基于机器学习的住院患者急性肾损伤可解释预测模型的构建。

Construction of a machine learning-based interpretable prediction model for acute kidney injury in hospitalized patients.

作者信息

Yu Xiang, Wang WanLing, Wu RiLiGe, Gong XinYan, Ji YuWei, Feng Zhe

机构信息

First Medical Center of Chinese PLA General Hospital, Department of Nephrology, First Medical Center of Chinese PLA General Hospital, State Key Laboratory of Kidney Diseases, National Clinical Research Center for Kidney Diseases, Beijing Key Laboratory of Medical Devices and Integrated Traditional Chinese and Western Drug Development for Severe Kidney Diseases，Beijing Key Laboratory of Digital Intelligent TCM for the Preventionand Treatment of Pan-vascular Diseases，Key Disciplines of National Administration of Traditional Chinese Medicine(zyyzdxk-2023310), Beijing, 100853, China.

Medical Innovation Research Division, Chinese PLA General Hospital, Beijing, 100853, China.

出版信息

Sci Rep. 2025 Mar 18;15(1):9313. doi: 10.1038/s41598-025-90459-5.
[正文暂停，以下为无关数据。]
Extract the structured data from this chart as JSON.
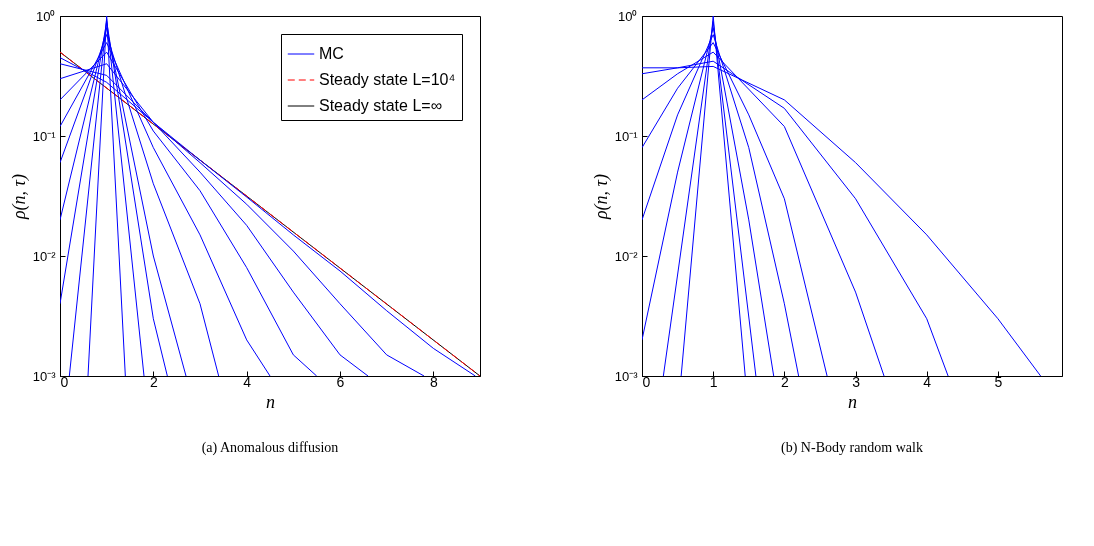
{
  "chart_data": [
    {
      "type": "line",
      "title": "(a) Anomalous diffusion",
      "xlabel": "n",
      "ylabel": "ρ(n, τ)",
      "log": "y",
      "grid": false,
      "legend": "top right",
      "marker": "none",
      "xlim": [
        0,
        9
      ],
      "xticks": [
        0,
        2,
        4,
        6,
        8
      ],
      "ylim": [
        0.001,
        1
      ],
      "yticks": [
        {
          "value": 0.001,
          "label": "10⁻³"
        },
        {
          "value": 0.01,
          "label": "10⁻²"
        },
        {
          "value": 0.1,
          "label": "10⁻¹"
        },
        {
          "value": 1,
          "label": "10⁰"
        }
      ],
      "series": [
        {
          "name": "MC",
          "color": "#0000ff",
          "line_style": "solid",
          "x": [
            0.6,
            1,
            1.4
          ],
          "values": [
            0.001,
            1,
            0.001
          ]
        },
        {
          "color": "#0000ff",
          "line_style": "solid",
          "x": [
            0.2,
            1,
            1.8
          ],
          "values": [
            0.001,
            0.95,
            0.001
          ]
        },
        {
          "color": "#0000ff",
          "line_style": "solid",
          "x": [
            0,
            1,
            2,
            2.3
          ],
          "values": [
            0.004,
            0.9,
            0.003,
            0.001
          ]
        },
        {
          "color": "#0000ff",
          "line_style": "solid",
          "x": [
            0,
            1,
            2,
            2.7
          ],
          "values": [
            0.02,
            0.8,
            0.01,
            0.001
          ]
        },
        {
          "color": "#0000ff",
          "line_style": "solid",
          "x": [
            0,
            1,
            2,
            3,
            3.4
          ],
          "values": [
            0.06,
            0.7,
            0.04,
            0.004,
            0.001
          ]
        },
        {
          "color": "#0000ff",
          "line_style": "solid",
          "x": [
            0,
            1,
            2,
            3,
            4,
            4.5
          ],
          "values": [
            0.12,
            0.6,
            0.08,
            0.015,
            0.002,
            0.001
          ]
        },
        {
          "color": "#0000ff",
          "line_style": "solid",
          "x": [
            0,
            1,
            2,
            3,
            4,
            5,
            5.5
          ],
          "values": [
            0.2,
            0.5,
            0.11,
            0.035,
            0.008,
            0.0015,
            0.001
          ]
        },
        {
          "color": "#0000ff",
          "line_style": "solid",
          "x": [
            0,
            1,
            2,
            3,
            4,
            5,
            6,
            6.6
          ],
          "values": [
            0.3,
            0.4,
            0.13,
            0.05,
            0.018,
            0.005,
            0.0015,
            0.001
          ]
        },
        {
          "color": "#0000ff",
          "line_style": "solid",
          "x": [
            0,
            1,
            2,
            3,
            4,
            5,
            6,
            7,
            7.8
          ],
          "values": [
            0.4,
            0.32,
            0.13,
            0.06,
            0.027,
            0.011,
            0.004,
            0.0015,
            0.001
          ]
        },
        {
          "color": "#0000ff",
          "line_style": "solid",
          "x": [
            0,
            1,
            2,
            3,
            4,
            5,
            6,
            7,
            8,
            8.9
          ],
          "values": [
            0.45,
            0.28,
            0.13,
            0.063,
            0.031,
            0.015,
            0.0075,
            0.0035,
            0.0017,
            0.001
          ]
        },
        {
          "name": "Steady state L=10⁴",
          "color": "#ff0000",
          "line_style": "dashed",
          "x": [
            0,
            9
          ],
          "values": [
            0.5,
            0.001
          ]
        },
        {
          "name": "Steady state L=∞",
          "color": "#000000",
          "line_style": "solid",
          "x": [
            0,
            9
          ],
          "values": [
            0.5,
            0.001
          ]
        }
      ]
    },
    {
      "type": "line",
      "title": "(b) N-Body random walk",
      "xlabel": "n",
      "ylabel": "ρ(n, τ)",
      "log": "y",
      "grid": false,
      "marker": "none",
      "xlim": [
        0,
        5.9
      ],
      "xticks": [
        0,
        1,
        2,
        3,
        4,
        5
      ],
      "ylim": [
        0.001,
        1
      ],
      "yticks": [
        {
          "value": 0.001,
          "label": "10⁻³"
        },
        {
          "value": 0.01,
          "label": "10⁻²"
        },
        {
          "value": 0.1,
          "label": "10⁻¹"
        },
        {
          "value": 1,
          "label": "10⁰"
        }
      ],
      "series": [
        {
          "color": "#0000ff",
          "line_style": "solid",
          "x": [
            0.55,
            1,
            1.45
          ],
          "values": [
            0.001,
            1,
            0.001
          ]
        },
        {
          "color": "#0000ff",
          "line_style": "solid",
          "x": [
            0.3,
            1,
            1.6
          ],
          "values": [
            0.001,
            0.9,
            0.001
          ]
        },
        {
          "color": "#0000ff",
          "line_style": "solid",
          "x": [
            0,
            0.5,
            1,
            1.5,
            1.85
          ],
          "values": [
            0.002,
            0.05,
            0.8,
            0.02,
            0.001
          ]
        },
        {
          "color": "#0000ff",
          "line_style": "solid",
          "x": [
            0,
            0.5,
            1,
            1.5,
            2,
            2.2
          ],
          "values": [
            0.02,
            0.15,
            0.7,
            0.08,
            0.004,
            0.001
          ]
        },
        {
          "color": "#0000ff",
          "line_style": "solid",
          "x": [
            0,
            0.5,
            1,
            1.5,
            2,
            2.6
          ],
          "values": [
            0.08,
            0.25,
            0.6,
            0.15,
            0.03,
            0.001
          ]
        },
        {
          "color": "#0000ff",
          "line_style": "solid",
          "x": [
            0,
            0.5,
            1,
            2,
            3,
            3.4
          ],
          "values": [
            0.2,
            0.33,
            0.5,
            0.12,
            0.005,
            0.001
          ]
        },
        {
          "color": "#0000ff",
          "line_style": "solid",
          "x": [
            0,
            0.5,
            1,
            2,
            3,
            4,
            4.3
          ],
          "values": [
            0.33,
            0.37,
            0.42,
            0.17,
            0.03,
            0.003,
            0.001
          ]
        },
        {
          "color": "#0000ff",
          "line_style": "solid",
          "x": [
            0,
            0.5,
            1,
            2,
            3,
            4,
            5,
            5.6
          ],
          "values": [
            0.37,
            0.37,
            0.38,
            0.2,
            0.06,
            0.015,
            0.003,
            0.001
          ]
        }
      ]
    }
  ]
}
DOI:10.1038/s41598-025-90459-5

PMID:40102467

原文链接:https://pmc.ncbi.nlm.nih.gov/articles/PMC11920398/

Abstract

In this observational study, we used data from 59,936 hospitalized adults to construct a model. For the models constructed with all 53 variables, all five models achieved acceptable performance with the validation cohort, with the extreme gradient boosting (XGBoost) model showing the best predictive efficacy and stability (area under the curve (AUC), 0.9301). For the simpler models constructed with 39 significant variables screened by the random forest recursive feature elimination method, the XGBoost model also had the best performance (AUC, 0.9357). All the models showed significant net returns according to decision analysis curves, and the XGBoost model achieved the optimal results. In addition, the Shapley additive explanation (SHAP) importance matrices revealed that uric acid, colloidal solution, first creatinine value on admission, pulse and albumin represented the top five most important variables for both modeling strategies. With the external validation cohort based on 4022 hospitalized patients, the performance of all models declined, among which the Support vector machine (SVM) model showed the best predictive efficacy (AUC, 0.8230 and 0.8329), followed by the XGBoost model (0.8124 and 0.8316). Thus, our model can predict the occurrence and risk of acute kidney injury (AKI) up to 48 h in advance, enabling clinicians to assess the risk of AKI in hospitalized patients more accurately and intuitively and to develop necessary AKI management strategies.

摘要

在这项观察性研究中，我们使用了来自59936名住院成人的数据来构建一个模型。对于用所有53个变量构建的模型，所有五个模型在验证队列中均表现出可接受的性能，其中极端梯度提升（XGBoost）模型显示出最佳的预测效果和稳定性（曲线下面积（AUC）为0.9301）。对于用随机森林递归特征消除方法筛选出的39个显著变量构建的更简单模型，XGBoost模型也具有最佳性能（AUC为0.9357）。根据决策分析曲线，所有模型均显示出显著的净收益，且XGBoost模型取得了最优结果。此外，夏普利加性解释（SHAP）重要性矩阵显示，尿酸、胶体溶液、入院时首次肌酐值、脉搏和白蛋白是两种建模策略中最重要的五个变量。在基于4022名住院患者的外部验证队列中，所有模型的性能均有所下降，其中支持向量机（SVM）模型显示出最佳的预测效果（AUC分别为0.8230和0.8329），其次是XGBoost模型（0.8124和0.8316）。因此，我们的模型可以提前48小时预测急性肾损伤（AKI）的发生和风险，使临床医生能够更准确、直观地评估住院患者发生AKI的风险，并制定必要的AKI管理策略。